MEFA: The Middle East Falconry Archive

Page from The Book on Falconry of Adham and al-Ghiṭrīf, Ms. Or 8187 (1787) © London, British Library
Chand Bíbí with hawk on horse, Or 2787 (1762-1790) © London, British Museum
Page from the Book on Chivalry, Ms. orient A 2091 (IX-XV C.) © Gotha, Forschungs- und Landesbibliothek
De scientia venandi per aves, MS 446, fol. 1r (1450 –1475) © Beinecke Rare Book & Manuscript Library, Yale University

2020 – Ongoing

MEFA is the digital home and a vital repository for the heritage of Arabic falconry literature, with the goal to safeguard and explore the deep roots of the heritage of Arab falconry.

ÉQUIPE

  • Anna Akasoy | The City University of New York
  • Teresa Casado | Factum Foundation
  • Carolina Gris | Factum Foundation
  • Anne-Lise Tropato | New York University Abu Dhabi

THE PROJECT

In June 2020, Factum Foundation has been appointed by the International Fund for Houbara Conservation (IFHC) to digitise 56 medieval and early modern manuscripts, all in Arabic and all relating to falconry, in libraries mainly across Europe, the Middle East and North Africa, and make them available under one digital roof.

After this first phase, a team was built to create a virtual collection of manuscripts dedicated to texts concerned with the training and care of birds of prey.

The Factum Foundation team working on MEFA from Venice, Madrid, and London have been collaborating closely with Dr Anna Akasoy (professor of Islamic intellectual history at CUNY – a specialist in medieval Arabic and an expert on falconry) and Dr Anne-Lise Tropato (NYU, Abu Dhabi). 

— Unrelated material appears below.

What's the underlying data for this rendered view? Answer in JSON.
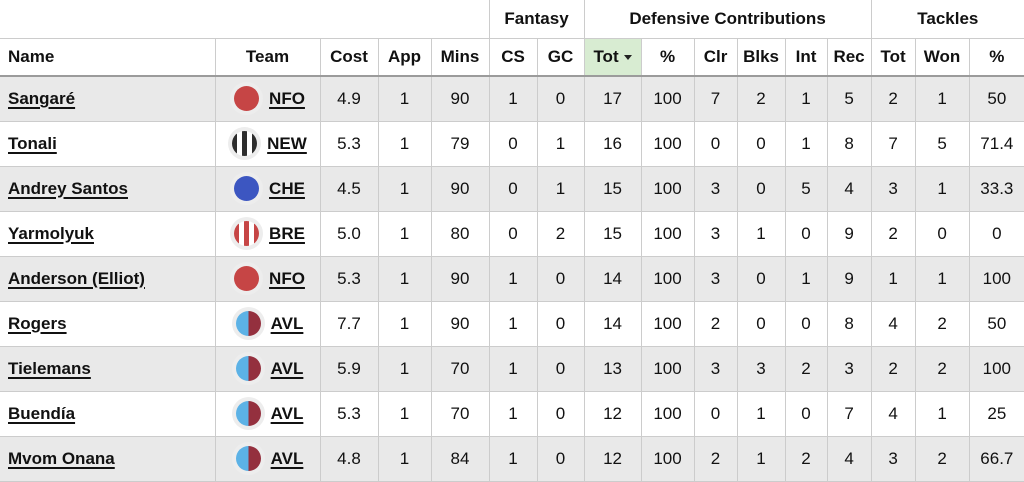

By assembling digital records on a dedicated database and by researching the manuscripts in their historical contexts, the MEFA team have been working to safeguard the intangible traditions, stories, and knowledge of falconry. MEFA collaborated with the libraries that preserve these precious manuscripts to digitise or obtain digital copies of them, allowing them to be brought together into a single digital collection for the heritage of Arabic falconry literature. The digital records of each manuscript – currently online – are supported by both technical information for academics and engaging educational information for all falconry heritage enthusiasts. 

To date, MEFA has identified approximately 70 manuscripts in Arabic alone, containing texts on falconry written between the eighth and sixteenth centuries across the Middle East. These texts range from falconry literature to technical treatises. Some of the famous passages, such as the book of Adham and al-Ghiṭrīf (one of the earliest Arabic texts on falconry) were copied 20 times, while others are stored in a single copy.

 

OBJECTIVES

As part of its mission to study and popularise the history of falconry, MEFA assembled digital copies of Arabic manuscripts which preserve handbooks written centuries ago.

Book about Predatory Animals, their Natural and Contingent States, dedicated to the Abbasid caliph al-Mutawakkil, L.O. 24 © Lund, University Library
Note about the provenance of the manuscript, acquired in Tunis in September 1691 by the Swedisch diplomat and linguist Johan Gabriel Sparwenfeld.
This is the only known nearly-complete copy of the Arabic version of the manuscript dedicated to al-Mutawakkil, L.O. 24 © Lund, University Library

a ground-breaking discovery

Some of the books collected have survived in several copies, and others appear to have been lost despite being reportedly influential in the field. 

One such text was written for al-Mutawakkil, the Abbasid caliph who reigned from 847 to 861 in Iraq. This handbook about falconry and hunting circulated in the multi-lingual Mediterranean world of the 13th century. Kings Frederick II and Alfonso X of Castile both had translated versions of the Arabic text, and a Latin adaptation was also widely disseminated. 

For several decades, scholars have looked for a complete copy of the Arabic version, which has now been identified inside the University of Lund Libraries in Sweden by Dr Akasoy (Graduate Center of the City University of New York). This near-complete copy was added (in its digital form) to the Middle East Falconry Archive database and will help document and analyse the history of its transmission as one of the world’s most important falconry manuals. 

Dr. Anna Akasoy says, about the discovery:

“So far, no manuscripts have been identified which would allow us to document the presence of al-Mutawakkil’s falconry book in the Middle East independent of quotations in ‘The Book of the Hunt’ and an entry in a library catalogue from thirteenth-century Damascus. One may speculate that the near-simultaneous presence of the manual in several places around the Mediterranean was not a coincidence, but rather reflected the common exchanges of gifts among rulers of different cultures and faiths. The discovery of the Lund manuscript allows us to understand the process of translation from Arabic into Latin and medieval Spanish much better.”